Five Ways Warnings Weaken Your Child
Susan McLeod
If you haven't said it yourself, you've likely overheard a parent warning a child like this: "Stop it!" "Don't do that again!" "If you do that again..."
Conventional parenting and teaching techniques tell us that it's only fair to give children a warning or two before we hand down a consequence for unacceptable behavior.
Issuing a string of warnings, perhaps counting 1-2-3, or using some other staged warning system is considered a compassionate way of parenting and teaching.
In theory, warnings are supposed to deter a child from breaking a rule and therefore avoid discipline. But when we examine warnings from a child's perspective, especially a challenging child, we find that warnings are counter-productive to raising a child with strong self control.
Here are five ways that warnings weaken a child on the inside:
1. Warnings blur the boundaries. When boundaries aren't clear, children get confused about how life works. After all, where exactly is the boundary if it can be crossed, even a little bit, with only a warning? Or two, or sometimes three? The mere inconsistency of it will fascinate a challenging child, causing him to ask, "I wonder what will happen this time?" Children cannot excel in positive pursuits when rules, limits and consequences are unclear and inconsistent.
2. Warnings communicate mistrust. Warnings tell a child, "I don't trust that you're smart enough to remember the rules or wise enough to make good decisions." Most children know the rules better than the adults. But if adults consistently repeat the rules and issue warnings, children have no incentive to think for themselves, learn to remember the rules or practice the internal wherewithal of self control.
3. Warnings create negative self image: When a child hears "Stop," "No," "Don't," "I told you," "Be careful" or the like time and again, the firsthand experience is, "I am always doing something wrong." Eventually, the core download is, "I must be bad" or "I must be stupid." Even the most compassionately-stated and well-intentioned warnings are all, in the end, a mixed-message learning experience for the child because they are in the context of misbehavior.
4. Warnings interrupt important lessons: Children are programmed to test limits.
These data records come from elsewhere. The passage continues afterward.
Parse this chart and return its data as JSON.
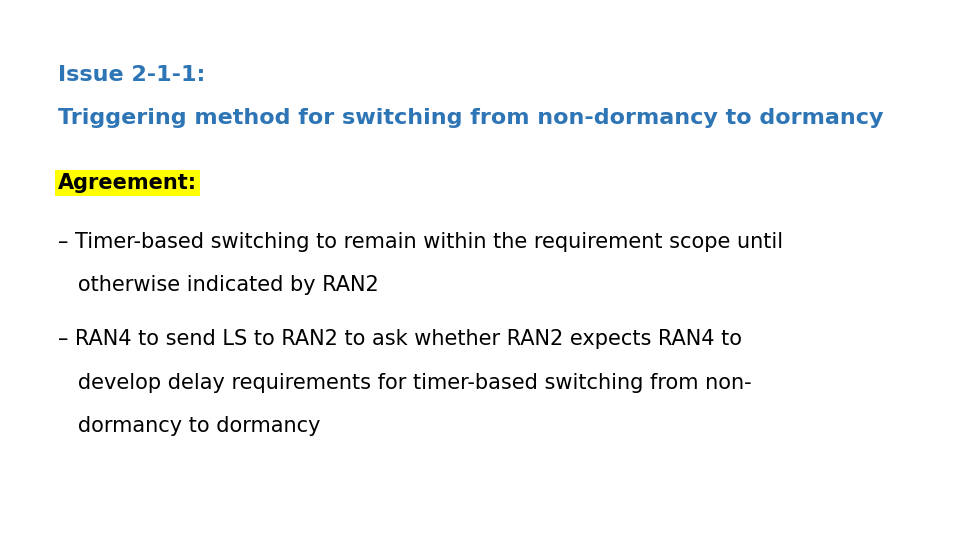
{
  "background_color": "#ffffff",
  "title_line1": "Issue 2-1-1:",
  "title_line2": "Triggering method for switching from non-dormancy to dormancy",
  "title_color": "#2E75B6",
  "title_fontsize": 16,
  "agreement_label": "Agreement:",
  "agreement_bg": "#FFFF00",
  "agreement_color": "#000000",
  "agreement_fontsize": 15,
  "bullet1_line1": "– Timer-based switching to remain within the requirement scope until",
  "bullet1_line2": "   otherwise indicated by RAN2",
  "bullet2_line1": "– RAN4 to send LS to RAN2 to ask whether RAN2 expects RAN4 to",
  "bullet2_line2": "   develop delay requirements for timer-based switching from non-",
  "bullet2_line3": "   dormancy to dormancy",
  "bullet_color": "#000000",
  "bullet_fontsize": 15
}
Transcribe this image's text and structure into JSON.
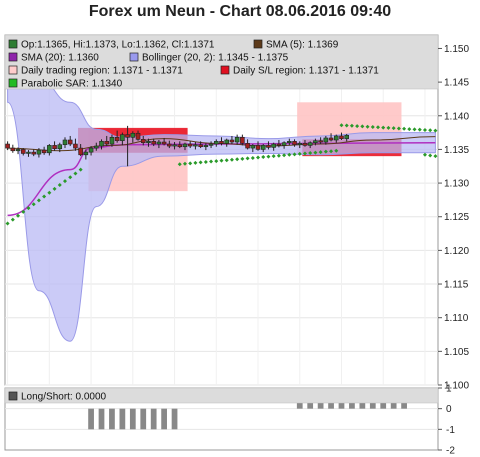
{
  "chart_data": {
    "type": "candlestick",
    "title": "Forex um Neun - Chart 08.06.2016 09:40",
    "main_panel": {
      "ylim": [
        1.1,
        1.152
      ],
      "y_ticks": [
        "1.150",
        "1.145",
        "1.140",
        "1.135",
        "1.130",
        "1.125",
        "1.120",
        "1.115",
        "1.110",
        "1.105",
        "1.100"
      ],
      "legend": [
        {
          "label": "Op:1.1365, Hi:1.1373, Lo:1.1362, Cl:1.1371",
          "color": "#2e7d32"
        },
        {
          "label": "SMA (5): 1.1369",
          "color": "#5d3a1a"
        },
        {
          "label": "SMA (20): 1.1360",
          "color": "#8e24aa"
        },
        {
          "label": "Bollinger (20, 2): 1.1345 - 1.1375",
          "color": "#9999ee"
        },
        {
          "label": "Daily trading region: 1.1371 - 1.1371",
          "color": "#ffcccc"
        },
        {
          "label": "Daily S/L region: 1.1371 - 1.1371",
          "color": "#e01020"
        },
        {
          "label": "Parabolic SAR: 1.1340",
          "color": "#22bb22"
        }
      ],
      "ohlc": [
        [
          1.1358,
          1.1362,
          1.1349,
          1.1352
        ],
        [
          1.1352,
          1.1357,
          1.1345,
          1.1348
        ],
        [
          1.1348,
          1.1353,
          1.1343,
          1.135
        ],
        [
          1.135,
          1.1352,
          1.1341,
          1.1344
        ],
        [
          1.1344,
          1.1349,
          1.1339,
          1.1346
        ],
        [
          1.1346,
          1.135,
          1.134,
          1.1343
        ],
        [
          1.1343,
          1.1352,
          1.1338,
          1.1349
        ],
        [
          1.1349,
          1.1354,
          1.1342,
          1.1345
        ],
        [
          1.1345,
          1.1358,
          1.1341,
          1.1356
        ],
        [
          1.1356,
          1.1362,
          1.1348,
          1.1351
        ],
        [
          1.1351,
          1.136,
          1.1346,
          1.1357
        ],
        [
          1.1357,
          1.1368,
          1.1352,
          1.1364
        ],
        [
          1.1364,
          1.137,
          1.1355,
          1.1358
        ],
        [
          1.1358,
          1.1366,
          1.1348,
          1.1352
        ],
        [
          1.1352,
          1.1358,
          1.134,
          1.1342
        ],
        [
          1.1342,
          1.135,
          1.1335,
          1.1346
        ],
        [
          1.1346,
          1.1355,
          1.1341,
          1.1352
        ],
        [
          1.1352,
          1.136,
          1.1348,
          1.1355
        ],
        [
          1.1355,
          1.1365,
          1.135,
          1.1362
        ],
        [
          1.1362,
          1.137,
          1.1355,
          1.1358
        ],
        [
          1.1358,
          1.1372,
          1.1354,
          1.1368
        ],
        [
          1.1368,
          1.1378,
          1.136,
          1.1363
        ],
        [
          1.1363,
          1.1375,
          1.1356,
          1.1372
        ],
        [
          1.1372,
          1.1385,
          1.1325,
          1.1368
        ],
        [
          1.1368,
          1.1377,
          1.136,
          1.1374
        ],
        [
          1.1374,
          1.1378,
          1.1363,
          1.1365
        ],
        [
          1.1365,
          1.137,
          1.1356,
          1.136
        ],
        [
          1.136,
          1.1366,
          1.1354,
          1.1362
        ],
        [
          1.1362,
          1.1366,
          1.1355,
          1.1358
        ],
        [
          1.1358,
          1.1364,
          1.1352,
          1.1361
        ],
        [
          1.1361,
          1.1367,
          1.1356,
          1.1358
        ],
        [
          1.1358,
          1.1363,
          1.1352,
          1.1355
        ],
        [
          1.1355,
          1.1361,
          1.135,
          1.1357
        ],
        [
          1.1357,
          1.1362,
          1.1352,
          1.1354
        ],
        [
          1.1354,
          1.136,
          1.1349,
          1.1358
        ],
        [
          1.1358,
          1.1362,
          1.1352,
          1.1355
        ],
        [
          1.1355,
          1.1361,
          1.135,
          1.1357
        ],
        [
          1.1357,
          1.1362,
          1.1352,
          1.1354
        ],
        [
          1.1354,
          1.1359,
          1.1349,
          1.1356
        ],
        [
          1.1356,
          1.1362,
          1.1352,
          1.1358
        ],
        [
          1.1358,
          1.1365,
          1.1354,
          1.1362
        ],
        [
          1.1362,
          1.1368,
          1.1356,
          1.1359
        ],
        [
          1.1359,
          1.1366,
          1.1354,
          1.1364
        ],
        [
          1.1364,
          1.137,
          1.1358,
          1.1361
        ],
        [
          1.1361,
          1.1372,
          1.1357,
          1.1368
        ],
        [
          1.1368,
          1.1372,
          1.1356,
          1.1359
        ],
        [
          1.1359,
          1.1365,
          1.135,
          1.1352
        ],
        [
          1.1352,
          1.1358,
          1.1346,
          1.1356
        ],
        [
          1.1356,
          1.1362,
          1.1348,
          1.135
        ],
        [
          1.135,
          1.1358,
          1.1346,
          1.1356
        ],
        [
          1.1356,
          1.1362,
          1.135,
          1.1353
        ],
        [
          1.1353,
          1.136,
          1.1348,
          1.1358
        ],
        [
          1.1358,
          1.1364,
          1.1353,
          1.1356
        ],
        [
          1.1356,
          1.1362,
          1.1351,
          1.136
        ],
        [
          1.136,
          1.1366,
          1.1356,
          1.1362
        ],
        [
          1.1362,
          1.1365,
          1.1354,
          1.1357
        ],
        [
          1.1357,
          1.1362,
          1.1352,
          1.1359
        ],
        [
          1.1359,
          1.1364,
          1.1354,
          1.1356
        ],
        [
          1.1356,
          1.1362,
          1.1352,
          1.136
        ],
        [
          1.136,
          1.1366,
          1.1356,
          1.1363
        ],
        [
          1.1363,
          1.1368,
          1.1358,
          1.1361
        ],
        [
          1.1361,
          1.137,
          1.1357,
          1.1367
        ],
        [
          1.1367,
          1.1374,
          1.1362,
          1.1364
        ],
        [
          1.1364,
          1.1372,
          1.136,
          1.137
        ],
        [
          1.137,
          1.1375,
          1.1364,
          1.1366
        ],
        [
          1.1366,
          1.1373,
          1.1362,
          1.1371
        ]
      ],
      "trading_regions": [
        {
          "from": 16,
          "to": 34,
          "low": 1.1288,
          "high": 1.138
        },
        {
          "from": 56,
          "to": 75,
          "low": 1.1345,
          "high": 1.142
        }
      ],
      "sl_regions": [
        {
          "from": 14,
          "to": 34,
          "low": 1.1345,
          "high": 1.1382
        },
        {
          "from": 57,
          "to": 75,
          "low": 1.134,
          "high": 1.1365
        }
      ],
      "bollinger": {
        "x": [
          0,
          6,
          12,
          17,
          22,
          30,
          40,
          50,
          60,
          70,
          82
        ],
        "upper": [
          1.146,
          1.1455,
          1.142,
          1.138,
          1.1368,
          1.1372,
          1.137,
          1.1366,
          1.137,
          1.1375,
          1.1375
        ],
        "lower": [
          1.142,
          1.114,
          1.1065,
          1.1265,
          1.1325,
          1.134,
          1.1343,
          1.1344,
          1.1342,
          1.1345,
          1.1345
        ]
      },
      "sma20": {
        "x": [
          0,
          12,
          16,
          22,
          40,
          60,
          82
        ],
        "y": [
          1.1252,
          1.132,
          1.1352,
          1.1357,
          1.1358,
          1.1359,
          1.136
        ]
      },
      "sma5": {
        "x": [
          0,
          10,
          20,
          30,
          40,
          50,
          60,
          70,
          82
        ],
        "y": [
          1.1352,
          1.1348,
          1.1356,
          1.1366,
          1.1359,
          1.1355,
          1.1358,
          1.1364,
          1.1369
        ]
      },
      "sar": [
        {
          "from": 0,
          "to": 14,
          "y0": 1.124,
          "y1": 1.132
        },
        {
          "from": 33,
          "to": 63,
          "y0": 1.1328,
          "y1": 1.1348
        },
        {
          "from": 64,
          "to": 82,
          "y0": 1.1386,
          "y1": 1.1378
        },
        {
          "from": 80,
          "to": 82,
          "y0": 1.1342,
          "y1": 1.134
        }
      ]
    },
    "sub_panel": {
      "legend": {
        "label": "Long/Short: 0.0000",
        "color": "#555555"
      },
      "ylim": [
        -2,
        1
      ],
      "y_ticks": [
        "1",
        "0",
        "-1",
        "-2"
      ],
      "bars": [
        {
          "from": 16,
          "to": 33,
          "value": -1
        },
        {
          "from": 56,
          "to": 76,
          "value": 1
        }
      ]
    }
  }
}
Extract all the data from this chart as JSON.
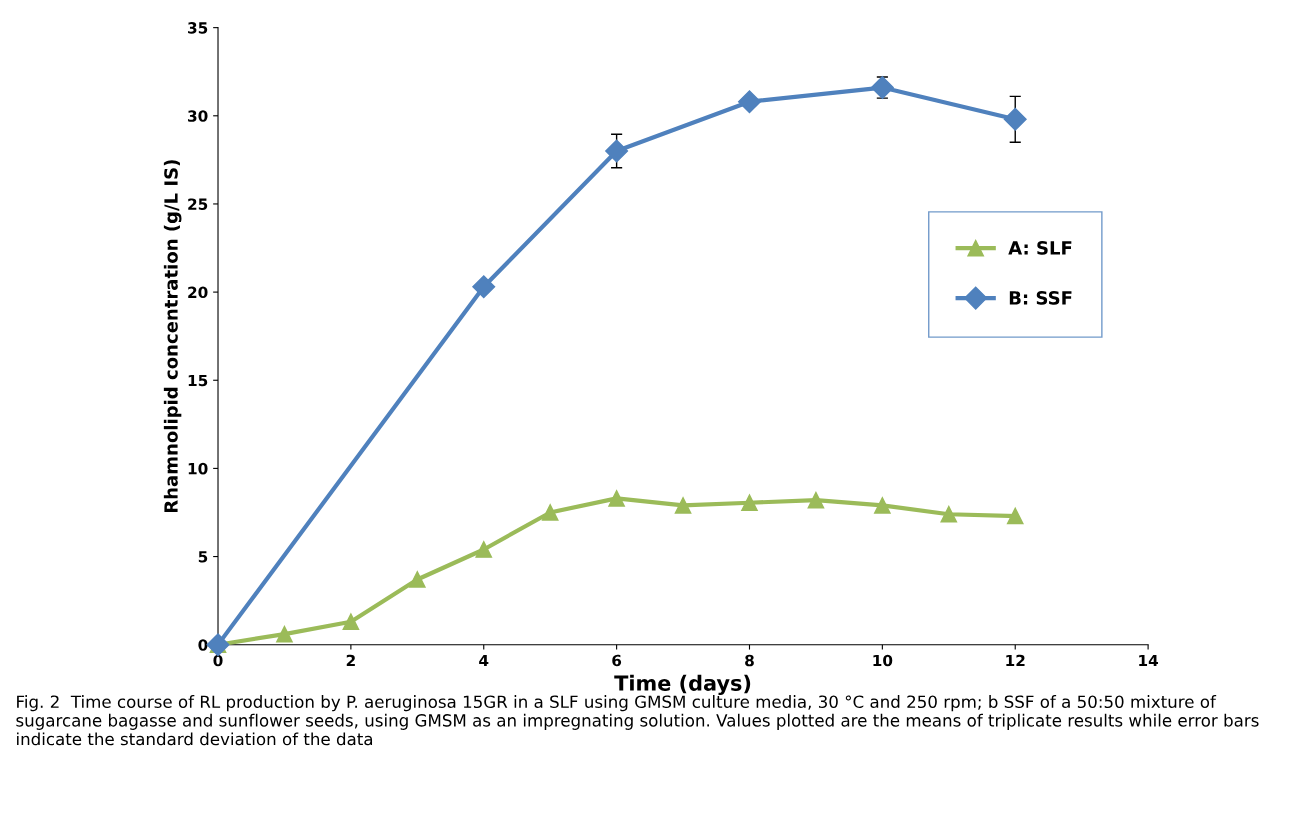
{
  "chart_data": {
    "type": "line",
    "xlabel": "Time (days)",
    "ylabel": "Rhamnolipid concentration (g/L IS)",
    "xlim": [
      0,
      14
    ],
    "xticks": [
      0,
      2,
      4,
      6,
      8,
      10,
      12,
      14
    ],
    "ylim": [
      0,
      35
    ],
    "yticks": [
      0,
      5,
      10,
      15,
      20,
      25,
      30,
      35
    ],
    "grid": false,
    "legend": "right",
    "line_style": "solid",
    "series": [
      {
        "name": "A: SLF",
        "color": "#9bbb59",
        "marker": "triangle",
        "x": [
          0,
          1,
          2,
          3,
          4,
          5,
          6,
          7,
          8,
          9,
          10,
          11,
          12
        ],
        "values": [
          0,
          0.6,
          1.3,
          3.7,
          5.4,
          7.5,
          8.3,
          7.9,
          8.05,
          8.2,
          7.9,
          7.4,
          7.3
        ]
      },
      {
        "name": "B: SSF",
        "color": "#4f81bd",
        "marker": "diamond",
        "x": [
          0,
          4,
          6,
          8,
          10,
          12
        ],
        "values": [
          0,
          20.3,
          28.0,
          30.8,
          31.6,
          29.8
        ],
        "errors": [
          null,
          null,
          0.95,
          null,
          0.6,
          1.3
        ]
      }
    ],
    "annotations": [
      "Fig. 2  Time course of RL production by P. aeruginosa 15GR in a SLF using GMSM culture media, 30 °C and 250 rpm; b SSF of a 50:50 mixture of sugarcane bagasse and sunflower seeds, using GMSM as an impregnating solution. Values plotted are the means of triplicate results while error bars indicate the standard deviation of the data"
    ]
  }
}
They simply must find the boundaries between acceptable and unacceptable behavior, and they must find out for themselves the consequences of breaking rules. Warnings mistakenly place all of the emphasis on NOT breaking the rules, rather than allowing children the firsthand experience of discovering for themselves how life works in the expanding context of their home first, then their classroom, and society. In an ideal parenting or teaching structure, the child discovers very quickly that there is nothing positive to be gained and no relationship to be had by breaking the rules. That satisfies the curiosity around rules, confirms that boundaries don't bend, and frees children to apply themselves to all the positivity and strong relationships that are available for living life within the rules, limits and common courtesies of our society.
5. Warnings are the first step to a pattern of negativity . Did you notice the caveat in No. 4 above - that the child discovers that there is nothing positive to be gained and no relationship to be had by breaking the rules? Unfortunately, conventional parenting, teaching and therapy usually provide the exact opposite - increasing amounts of time, attention, energy and relationship for increasingly bad behavior. That teaches a child that in order to gain those precious rewards from a cherished parent, teacher or therapist, he or she must misbehave, and continue misbehaving to keep that desired connection going. One warning turns into two, then three, then a heart-to-heart, a lecture, a punishment, with each step intensifying the adult-child interaction all centered around misbehavior. For the challenging child, this quickly develops into an addictive cycle of relationship based in negativity and failure.
A ban on warnings does not mean that an adult should not step in to protect life and limb, such as physically snatching a child from harm's way. The first and foremost responsibility of every adult is maintaining the safety of the children in our care.
So what does parenting and teaching look like without warnings? It is a system of clear rules that are scrupulously enforced in an unemotional manner. Each and every slightest infraction of the rules results in a consequence, just like in a sports game. That's how children learn the limits, test the limits, and quickly grow in self control by making choices and experiencing the consequences firsthand - all within in the safe confines that we call childhood.